The Fresno County Tobacco-Free Coalition, in partnership with the Fresno County Department of Public Health Tobacco Prevention Program, the Fresno Economic Opportunities Commission, California Health Collaborative, and the American Lung Association in California are hosting the Fresno County Smoke-Free Multi-Unit Housing Summit on Thursday (Dec. 6).

This is the first year the summit is taking place in Fresno and attendees will hear from public policy and health experts, housing providers, and community leaders on the state of smoke-free housing in Fresno County and will hear about best practices from cities that have adopted smoke-free housing policies.

“We chose to do this in Fresno County to help give city officials, apartment managers and management companies the tools to navigate the legal landscape of smoke-free housing policies,” said Gholamrezaei-Eha.

The FCDPH Tobacco Prevention Program is inviting city officials, property managers, and management companies to learn how to navigate the legal landscape of smoke-free housing by offering them information, best practices and next steps for adopting and implementing smoke-free policies in apartment complexes.

Participants will leave equipped with the latest data and information on how to pursue this very complex issue.

According to the 2017 Census, approximately 26 percdent of housing in Fresno County is multi-unit housing.

Gholamrezaei-Eha said this summit is important because many “MUH complexes in Fresno County still allow smoking and thousands of MUH tenants are exposed to secondhand smoke every day.”

Every year, approximately 41,000 deaths result from secondhand smoke exposure among nonsmoking adults and more than 1 in 3 renters are exposed to secondhand smoke (SHS) in the home, according to the Centers for Disease Control and Prevention (CDC).

There are little or no policies in place to protect residents from the effects of SHS exposure in multi-unit housing.

“It is important to educate MUH managers, management companies, and elected officials about the benefits of smoke-free housing,” Gholamrezaei-Eha said. “Smoke-free MUH policies reduce costs such as, lower insurance rates and cleaning fees. These policies also reduce the risk of fires, the number of smoking complaints, and protect the health of their tenants.”

According to those organizing the summit, those residents are usually disproportionately low income with limited access to housing and are often unable to move away from harm. Among the most vulnerable are Latino and African American families with children and seniors with chronic health conditions such as asthma that is made worse by exposure to SHS.

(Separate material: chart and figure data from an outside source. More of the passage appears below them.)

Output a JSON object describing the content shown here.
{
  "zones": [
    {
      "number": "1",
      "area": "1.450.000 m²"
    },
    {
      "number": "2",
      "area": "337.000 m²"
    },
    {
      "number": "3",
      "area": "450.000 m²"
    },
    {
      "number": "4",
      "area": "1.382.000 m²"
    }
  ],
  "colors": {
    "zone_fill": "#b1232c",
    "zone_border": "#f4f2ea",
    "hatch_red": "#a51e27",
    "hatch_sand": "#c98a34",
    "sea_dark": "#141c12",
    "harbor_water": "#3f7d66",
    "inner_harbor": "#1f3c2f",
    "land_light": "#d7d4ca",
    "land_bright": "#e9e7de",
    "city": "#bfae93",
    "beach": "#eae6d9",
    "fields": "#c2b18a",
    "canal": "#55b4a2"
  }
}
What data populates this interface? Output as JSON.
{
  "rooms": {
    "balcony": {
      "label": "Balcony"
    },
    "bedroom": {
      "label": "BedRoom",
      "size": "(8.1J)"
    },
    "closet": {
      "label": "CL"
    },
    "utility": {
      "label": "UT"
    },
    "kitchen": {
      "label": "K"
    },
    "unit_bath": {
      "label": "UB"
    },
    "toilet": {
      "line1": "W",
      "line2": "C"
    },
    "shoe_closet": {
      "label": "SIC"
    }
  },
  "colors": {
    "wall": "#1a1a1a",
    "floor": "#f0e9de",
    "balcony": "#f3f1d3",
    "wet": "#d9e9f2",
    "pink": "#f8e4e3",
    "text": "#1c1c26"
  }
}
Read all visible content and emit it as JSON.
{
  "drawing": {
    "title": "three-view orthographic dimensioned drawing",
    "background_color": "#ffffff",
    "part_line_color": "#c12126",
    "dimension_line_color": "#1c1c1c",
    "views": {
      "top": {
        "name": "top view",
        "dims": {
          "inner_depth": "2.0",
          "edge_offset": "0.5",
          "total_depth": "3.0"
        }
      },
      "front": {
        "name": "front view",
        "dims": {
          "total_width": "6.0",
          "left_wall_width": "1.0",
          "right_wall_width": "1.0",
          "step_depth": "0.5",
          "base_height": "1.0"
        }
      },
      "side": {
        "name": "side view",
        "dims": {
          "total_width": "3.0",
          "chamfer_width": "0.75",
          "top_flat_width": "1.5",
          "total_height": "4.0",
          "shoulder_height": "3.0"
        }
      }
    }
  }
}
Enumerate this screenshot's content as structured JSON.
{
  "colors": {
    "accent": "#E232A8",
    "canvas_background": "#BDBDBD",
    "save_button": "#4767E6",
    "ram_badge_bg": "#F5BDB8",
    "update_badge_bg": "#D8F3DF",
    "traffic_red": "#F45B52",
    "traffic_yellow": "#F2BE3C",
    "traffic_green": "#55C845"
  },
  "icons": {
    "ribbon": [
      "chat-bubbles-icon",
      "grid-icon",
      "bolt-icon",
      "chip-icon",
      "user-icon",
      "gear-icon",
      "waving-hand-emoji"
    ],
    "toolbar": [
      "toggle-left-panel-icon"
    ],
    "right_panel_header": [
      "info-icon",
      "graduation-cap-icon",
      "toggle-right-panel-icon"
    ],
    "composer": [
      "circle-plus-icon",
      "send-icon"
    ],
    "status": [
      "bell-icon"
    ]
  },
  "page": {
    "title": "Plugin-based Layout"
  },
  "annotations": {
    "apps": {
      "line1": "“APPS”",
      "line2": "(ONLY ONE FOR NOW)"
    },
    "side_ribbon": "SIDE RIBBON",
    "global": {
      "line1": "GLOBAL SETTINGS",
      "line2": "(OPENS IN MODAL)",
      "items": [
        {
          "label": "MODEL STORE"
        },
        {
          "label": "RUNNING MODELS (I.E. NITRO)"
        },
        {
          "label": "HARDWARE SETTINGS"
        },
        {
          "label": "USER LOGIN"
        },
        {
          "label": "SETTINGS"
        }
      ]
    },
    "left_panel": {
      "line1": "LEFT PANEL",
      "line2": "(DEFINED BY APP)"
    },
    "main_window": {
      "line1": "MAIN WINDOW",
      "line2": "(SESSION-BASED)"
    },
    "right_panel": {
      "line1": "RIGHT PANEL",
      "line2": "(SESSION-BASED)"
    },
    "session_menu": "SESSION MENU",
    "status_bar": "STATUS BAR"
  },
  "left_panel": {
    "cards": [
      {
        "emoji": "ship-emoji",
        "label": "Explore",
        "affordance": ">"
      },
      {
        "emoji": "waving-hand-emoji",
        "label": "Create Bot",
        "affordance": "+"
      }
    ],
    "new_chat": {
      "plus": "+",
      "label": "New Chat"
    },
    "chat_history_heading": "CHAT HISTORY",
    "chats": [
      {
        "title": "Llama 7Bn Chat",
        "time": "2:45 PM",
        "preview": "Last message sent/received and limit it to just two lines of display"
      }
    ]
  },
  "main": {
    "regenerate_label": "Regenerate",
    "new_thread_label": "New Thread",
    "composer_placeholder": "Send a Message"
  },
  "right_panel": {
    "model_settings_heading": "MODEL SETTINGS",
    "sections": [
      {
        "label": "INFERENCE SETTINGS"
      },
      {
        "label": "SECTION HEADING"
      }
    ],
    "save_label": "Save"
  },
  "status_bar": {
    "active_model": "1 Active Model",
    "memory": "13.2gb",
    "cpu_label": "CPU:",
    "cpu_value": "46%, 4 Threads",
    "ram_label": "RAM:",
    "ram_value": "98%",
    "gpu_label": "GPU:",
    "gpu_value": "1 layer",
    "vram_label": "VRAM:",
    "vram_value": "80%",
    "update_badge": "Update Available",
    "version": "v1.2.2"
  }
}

“There is no safe level of exposure to secondhand smoke. It is especially dangerous for children and the elderly living in MUH complexes where secondhand smoke can drift through shared ventilation systems, outlets, open windows, and cracks in the wall,” Gholamrezaei-Eha said. “Additionally, second hand smoke residue can stick to walls, carpets, curtains, etc. This is referred to as third hand smoke. Tenants could unknowingly be exposed to third hand smoke by moving into a unit that was previously occupied by a smoker.”

The goal of the summit is to contribute to and provide momentum for the creation of more equitable access to smoke-free tobacco and marijuana multi-unit housing in Fresno County, she said.

“Protect your tenants, your residents, yourselves, your neighbors, your children, and your pets from the negative health effects of second-hand smoke,” says Gholamrezaei-Eha.